FedEx Freight recently installed 15 Red Hat Linux 7.2 and 7.3 servers running Apache web server to act as a front end to its customer service application,
used by businesses that hire Freight to deliver multi-truckload shipments of goods across the country.
"We've been looking toward the Linux platform for some time" as an alternative operating system, said John Boreni, managing director of computer services for the large-volume trucking division of FedEx.
The servers replaced a dozen Windows NT machines running Microsoft Internet Information Server as a Web server application, according to Network World.
The advantages of the move include improved security and lower cost of software licensing, Boreni said. "We've observed that, out of the box, the Linux servers have [a high level] of security . . . with things like built-in firewall capabilities," he said.
"Since we installed the Linux servers" in June, Boreni said, "we've had only two failures, and neither of them was related to the operating system."

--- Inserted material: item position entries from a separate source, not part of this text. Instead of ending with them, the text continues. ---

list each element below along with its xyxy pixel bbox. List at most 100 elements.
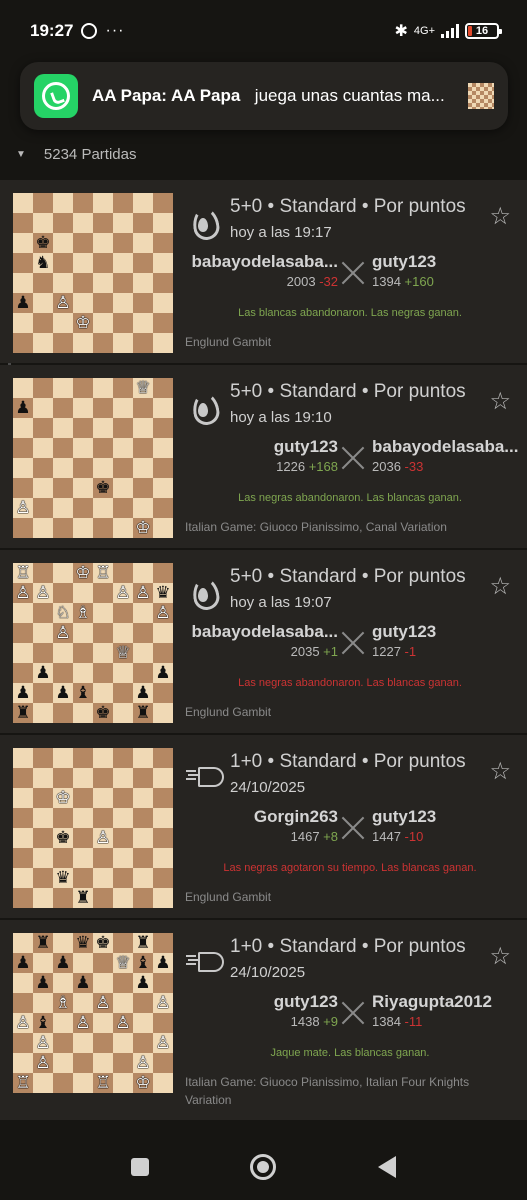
chess-piece: ♞ xyxy=(35,253,51,273)
bookmark-star-icon[interactable]: ☆ xyxy=(489,572,511,601)
board-thumbnail[interactable]: ♔ ♚ ♙ ♛ ♜ xyxy=(13,748,173,908)
games-count-toggle[interactable]: ▼ 5234 Partidas xyxy=(16,142,136,166)
chess-piece: ♙ xyxy=(15,1013,31,1033)
rating-diff: +8 xyxy=(323,829,338,844)
chess-piece: ♔ xyxy=(55,788,71,808)
player-name[interactable]: guty123 xyxy=(372,252,436,272)
recents-button[interactable] xyxy=(130,1158,149,1176)
chess-piece: ♙ xyxy=(115,583,131,603)
chess-piece: ♖ xyxy=(95,1073,111,1093)
game-date: 24/10/2025 xyxy=(230,964,306,981)
player-rating: 1226 xyxy=(276,459,306,474)
chess-piece: ♝ xyxy=(135,953,151,973)
board-thumbnail[interactable]: ♚ ♞ ♟ ♙ ♔ xyxy=(13,193,173,353)
chess-piece: ♜ xyxy=(15,703,31,723)
chess-piece: ♘ xyxy=(55,603,71,623)
black-player[interactable]: babayodelasaba... 2036 -33 xyxy=(372,437,518,474)
games-count: 5234 Partidas xyxy=(43,145,137,163)
chess-piece: ♙ xyxy=(135,1053,151,1073)
chess-piece: ♙ xyxy=(55,623,71,643)
black-player[interactable]: guty123 1394 +160 xyxy=(372,252,436,289)
chess-piece: ♚ xyxy=(95,478,111,498)
system-nav-bar xyxy=(0,1134,527,1200)
player-name[interactable]: guty123 xyxy=(274,437,338,457)
chess-piece: ♔ xyxy=(135,1073,151,1093)
chess-piece: ♛ xyxy=(155,583,171,603)
player-name[interactable]: Gorgin263 xyxy=(254,807,338,827)
player-rating: 2003 xyxy=(286,274,316,289)
bookmark-star-icon[interactable]: ☆ xyxy=(489,942,511,971)
whatsapp-notification[interactable]: AA Papa: AA Papa juega unas cuantas ma..… xyxy=(20,62,508,130)
player-name[interactable]: guty123 xyxy=(372,807,436,827)
board-thumbnail[interactable]: ♕ ♟ ♚ ♙ ♔ xyxy=(13,378,173,538)
chess-avatar-icon xyxy=(468,83,494,109)
rating-diff: -10 xyxy=(404,829,424,844)
white-player[interactable]: Gorgin263 1467 +8 xyxy=(254,807,338,844)
chess-piece: ♔ xyxy=(75,563,91,583)
board-thumbnail[interactable]: ♖ ♔ ♖ ♙ ♙ ♙ ♙ ♛ ♘ ♗ ♙ ♙ ♕ ♟ ♟ ♟ ♟ ♝ ♟ ♜ ♚ ♜ xyxy=(13,563,173,723)
player-rating: 1394 xyxy=(372,274,401,289)
game-card[interactable]: ♔ ♚ ♙ ♛ ♜ 1+0 • Standard • Por puntos 24/10/20… xyxy=(0,735,527,918)
bookmark-star-icon[interactable]: ☆ xyxy=(489,387,511,416)
white-player[interactable]: guty123 1438 +9 xyxy=(274,992,338,1029)
rating-diff: +1 xyxy=(323,644,338,659)
status-bar: 19:27 ··· ✱ 4G+ 16 xyxy=(0,0,527,62)
game-date: hoy a las 19:17 xyxy=(230,224,332,241)
bluetooth-icon: ✱ xyxy=(394,23,408,40)
game-card[interactable]: ♖ ♔ ♖ ♙ ♙ ♙ ♙ ♛ ♘ ♗ ♙ ♙ ♕ ♟ ♟ ♟ ♟ ♝ ♟ ♜ ♚ ♜ 5+0 • Standard • P… xyxy=(0,550,527,733)
opening-name: Englund Gambit xyxy=(185,890,272,904)
chess-piece: ♙ xyxy=(35,1033,51,1053)
notification-sender: AA Papa: xyxy=(92,86,167,105)
player-name[interactable]: babayodelasaba... xyxy=(192,622,338,642)
player-name[interactable]: babayodelasaba... xyxy=(372,437,518,457)
home-button[interactable] xyxy=(250,1154,277,1180)
chess-piece: ♟ xyxy=(155,953,171,973)
player-rating: 1384 xyxy=(372,1014,401,1029)
game-result: Las blancas abandonaron. Las negras gana… xyxy=(238,307,462,319)
game-result: Las negras agotaron su tiempo. Las blanc… xyxy=(223,862,477,874)
player-name[interactable]: guty123 xyxy=(372,622,436,642)
chess-piece: ♚ xyxy=(95,933,111,953)
notification-body: juega unas cuantas ma... xyxy=(254,86,445,105)
opening-name: Englund Gambit xyxy=(185,705,272,719)
rating-diff: -1 xyxy=(404,644,417,659)
bullet-icon xyxy=(185,757,224,793)
chess-piece: ♙ xyxy=(115,1013,131,1033)
chess-piece: ♚ xyxy=(55,828,71,848)
chess-piece: ♙ xyxy=(15,498,31,518)
chess-piece: ♟ xyxy=(135,973,151,993)
white-player[interactable]: babayodelasaba... 2003 -32 xyxy=(192,252,338,289)
chess-piece: ♜ xyxy=(135,703,151,723)
bookmark-star-icon[interactable]: ☆ xyxy=(489,757,511,786)
player-name[interactable]: Riyagupta2012 xyxy=(372,992,492,1012)
rating-diff: -11 xyxy=(404,1014,423,1029)
chess-piece: ♟ xyxy=(15,293,31,313)
notification-text: AA Papa: AA Papa juega unas cuantas ma..… xyxy=(92,86,460,106)
players-row: babayodelasaba... 2035 +1 guty123 1227 -1 xyxy=(180,622,520,666)
white-player[interactable]: guty123 1226 +168 xyxy=(274,437,338,474)
game-card[interactable]: ♕ ♟ ♚ ♙ ♔ 5+0 • Standard • Por puntos hoy a la… xyxy=(0,365,527,548)
chess-piece: ♟ xyxy=(35,663,51,683)
game-card[interactable]: ♚ ♞ ♟ ♙ ♔ 5+0 • Standard • Por puntos hoy a la… xyxy=(0,180,527,363)
player-name[interactable]: babayodelasaba... xyxy=(192,252,338,272)
chess-piece: ♙ xyxy=(15,583,31,603)
white-player[interactable]: babayodelasaba... 2035 +1 xyxy=(192,622,338,659)
back-button[interactable] xyxy=(378,1156,397,1178)
player-name[interactable]: guty123 xyxy=(274,992,338,1012)
game-card[interactable]: ♜ ♛ ♚ ♜ ♟ ♟ ♕ ♝ ♟ ♟ ♟ ♟ ♗ ♙ ♙ ♙ ♝ ♙ ♙ ♙ ♙ ♙ ♙ ♖ ♖ ♔ 1+0 • Standard… xyxy=(0,920,527,1120)
chess-piece: ♕ xyxy=(135,378,151,398)
bookmark-star-icon[interactable]: ☆ xyxy=(489,202,511,231)
chess-piece: ♟ xyxy=(15,683,31,703)
black-player[interactable]: Riyagupta2012 1384 -11 xyxy=(372,992,492,1029)
player-rating: 1467 xyxy=(290,829,320,844)
board-thumbnail[interactable]: ♜ ♛ ♚ ♜ ♟ ♟ ♕ ♝ ♟ ♟ ♟ ♟ ♗ ♙ ♙ ♙ ♝ ♙ ♙ ♙ ♙ ♙ ♙ ♖ ♖ ♔ xyxy=(13,933,173,1093)
games-list: ♚ ♞ ♟ ♙ ♔ 5+0 • Standard • Por puntos hoy a la… xyxy=(0,180,527,1122)
game-date: hoy a las 19:10 xyxy=(230,409,332,426)
black-player[interactable]: guty123 1227 -1 xyxy=(372,622,436,659)
more-notifications-icon: ··· xyxy=(105,22,125,39)
battery-icon: 16 xyxy=(465,23,502,39)
crossed-swords-icon xyxy=(340,445,366,471)
chess-piece: ♙ xyxy=(95,828,111,848)
black-player[interactable]: guty123 1447 -10 xyxy=(372,807,436,844)
chess-piece: ♟ xyxy=(55,683,71,703)
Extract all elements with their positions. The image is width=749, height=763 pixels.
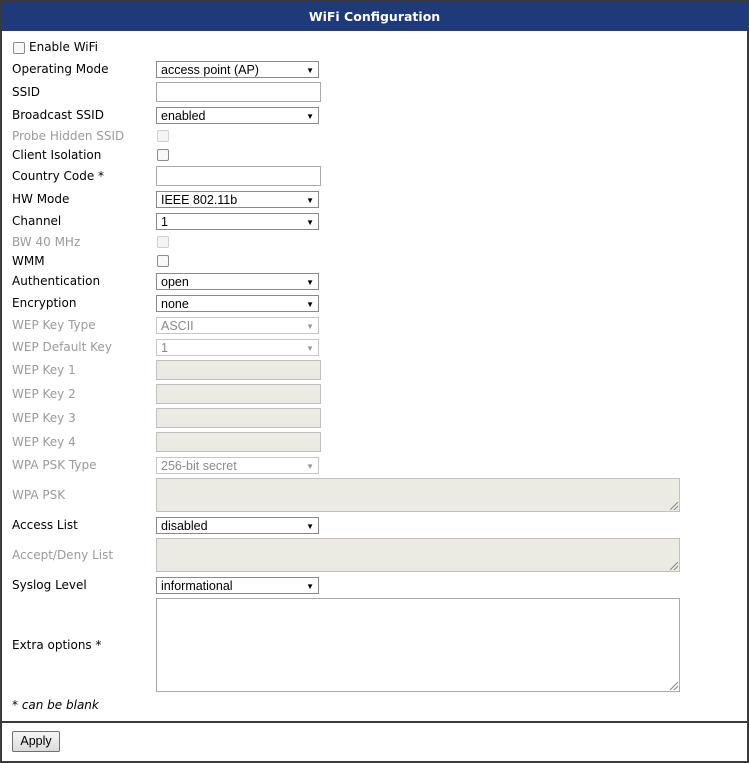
channel-select[interactable]: 1 ▼ — [156, 213, 319, 230]
wep-key3-input — [156, 408, 321, 428]
authentication-label: Authentication — [12, 274, 101, 288]
bw40-label: BW 40 MHz — [12, 235, 81, 249]
wep-default-key-select: 1 ▼ — [156, 339, 319, 356]
broadcast-ssid-select[interactable]: enabled ▼ — [156, 107, 319, 124]
wpa-psk-label: WPA PSK — [12, 488, 66, 502]
wep-default-key-value: 1 — [161, 341, 168, 355]
resize-grip-icon — [670, 502, 678, 510]
footer-divider — [2, 721, 747, 723]
broadcast-ssid-label: Broadcast SSID — [12, 108, 104, 122]
dropdown-arrow-icon: ▼ — [306, 322, 314, 331]
authentication-select[interactable]: open ▼ — [156, 273, 319, 290]
wpa-psk-textarea — [156, 478, 680, 512]
operating-mode-value: access point (AP) — [161, 63, 259, 77]
wep-key1-input — [156, 360, 321, 380]
wmm-label: WMM — [12, 254, 45, 268]
panel-title: WiFi Configuration — [2, 2, 747, 31]
extra-options-label: Extra options * — [12, 638, 102, 652]
probe-hidden-ssid-label: Probe Hidden SSID — [12, 129, 125, 143]
dropdown-arrow-icon: ▼ — [306, 112, 314, 121]
wifi-config-panel: WiFi Configuration Enable WiFi Operating… — [0, 0, 749, 763]
hw-mode-value: IEEE 802.11b — [161, 193, 238, 207]
operating-mode-select[interactable]: access point (AP) ▼ — [156, 61, 319, 78]
accept-deny-list-label: Accept/Deny List — [12, 548, 114, 562]
encryption-value: none — [161, 297, 189, 311]
bw40-checkbox — [157, 236, 169, 248]
syslog-level-select[interactable]: informational ▼ — [156, 577, 319, 594]
dropdown-arrow-icon: ▼ — [306, 218, 314, 227]
accept-deny-list-textarea — [156, 538, 680, 572]
resize-grip-icon[interactable] — [670, 682, 678, 690]
authentication-value: open — [161, 275, 189, 289]
blank-note: * can be blank — [12, 698, 99, 712]
country-code-label: Country Code * — [12, 169, 105, 183]
wep-key3-label: WEP Key 3 — [12, 411, 76, 425]
wpa-psk-type-select: 256-bit secret ▼ — [156, 457, 319, 474]
hw-mode-label: HW Mode — [12, 192, 70, 206]
access-list-value: disabled — [161, 519, 208, 533]
dropdown-arrow-icon: ▼ — [306, 66, 314, 75]
country-code-input[interactable] — [156, 166, 321, 186]
wep-key-type-value: ASCII — [161, 319, 194, 333]
channel-value: 1 — [161, 215, 168, 229]
hw-mode-select[interactable]: IEEE 802.11b ▼ — [156, 191, 319, 208]
wmm-checkbox[interactable] — [157, 255, 169, 267]
client-isolation-label: Client Isolation — [12, 148, 102, 162]
wep-key-type-select: ASCII ▼ — [156, 317, 319, 334]
dropdown-arrow-icon: ▼ — [306, 300, 314, 309]
dropdown-arrow-icon: ▼ — [306, 462, 314, 471]
wep-key4-label: WEP Key 4 — [12, 435, 76, 449]
dropdown-arrow-icon: ▼ — [306, 196, 314, 205]
encryption-select[interactable]: none ▼ — [156, 295, 319, 312]
wep-key-type-label: WEP Key Type — [12, 318, 96, 332]
wep-key1-label: WEP Key 1 — [12, 363, 76, 377]
syslog-level-value: informational — [161, 579, 233, 593]
dropdown-arrow-icon: ▼ — [306, 582, 314, 591]
enable-wifi-checkbox[interactable] — [13, 42, 25, 54]
dropdown-arrow-icon: ▼ — [306, 278, 314, 287]
channel-label: Channel — [12, 214, 62, 228]
wep-default-key-label: WEP Default Key — [12, 340, 112, 354]
client-isolation-checkbox[interactable] — [157, 149, 169, 161]
probe-hidden-ssid-checkbox — [157, 130, 169, 142]
wep-key4-input — [156, 432, 321, 452]
wep-key2-label: WEP Key 2 — [12, 387, 76, 401]
access-list-select[interactable]: disabled ▼ — [156, 517, 319, 534]
access-list-label: Access List — [12, 518, 78, 532]
dropdown-arrow-icon: ▼ — [306, 522, 314, 531]
syslog-level-label: Syslog Level — [12, 578, 87, 592]
extra-options-textarea[interactable] — [156, 598, 680, 692]
ssid-input[interactable] — [156, 82, 321, 102]
wpa-psk-type-label: WPA PSK Type — [12, 458, 97, 472]
enable-wifi-label: Enable WiFi — [29, 40, 98, 54]
wpa-psk-type-value: 256-bit secret — [161, 459, 237, 473]
encryption-label: Encryption — [12, 296, 77, 310]
wep-key2-input — [156, 384, 321, 404]
dropdown-arrow-icon: ▼ — [306, 344, 314, 353]
resize-grip-icon — [670, 562, 678, 570]
ssid-label: SSID — [12, 85, 41, 99]
apply-button[interactable]: Apply — [12, 731, 60, 752]
operating-mode-label: Operating Mode — [12, 62, 109, 76]
broadcast-ssid-value: enabled — [161, 109, 206, 123]
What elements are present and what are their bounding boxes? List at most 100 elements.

Porting the Java-based applications used by the web servers to make database calls to back-end systems was painless when the Linux swap was done, Boreni said. FedEx Freight loaded the Linux servers with a version of the Tomcat Java application server, which runs on top of Red Hat Linux. By installing the Tomcat application server, FedEx Freight was able to support the Java-based applications it had been running on the Windows web servers - now replaced with Linux servers - without having to rewrite its applications.
Boreni adds that the move to Linux would have been more complex, and possibly cost-prohibitive, if it had been necessary to convert his applications from Windows to Linux.
"Java made that an easy transition," he said, considering the applications run exactly the same on any platform with Java application server support.
"Today, we have about 5% of our Intel servers on Linux," Boreni said. "I'd expect in six to 12 months to have that number in the 15% to 20% range."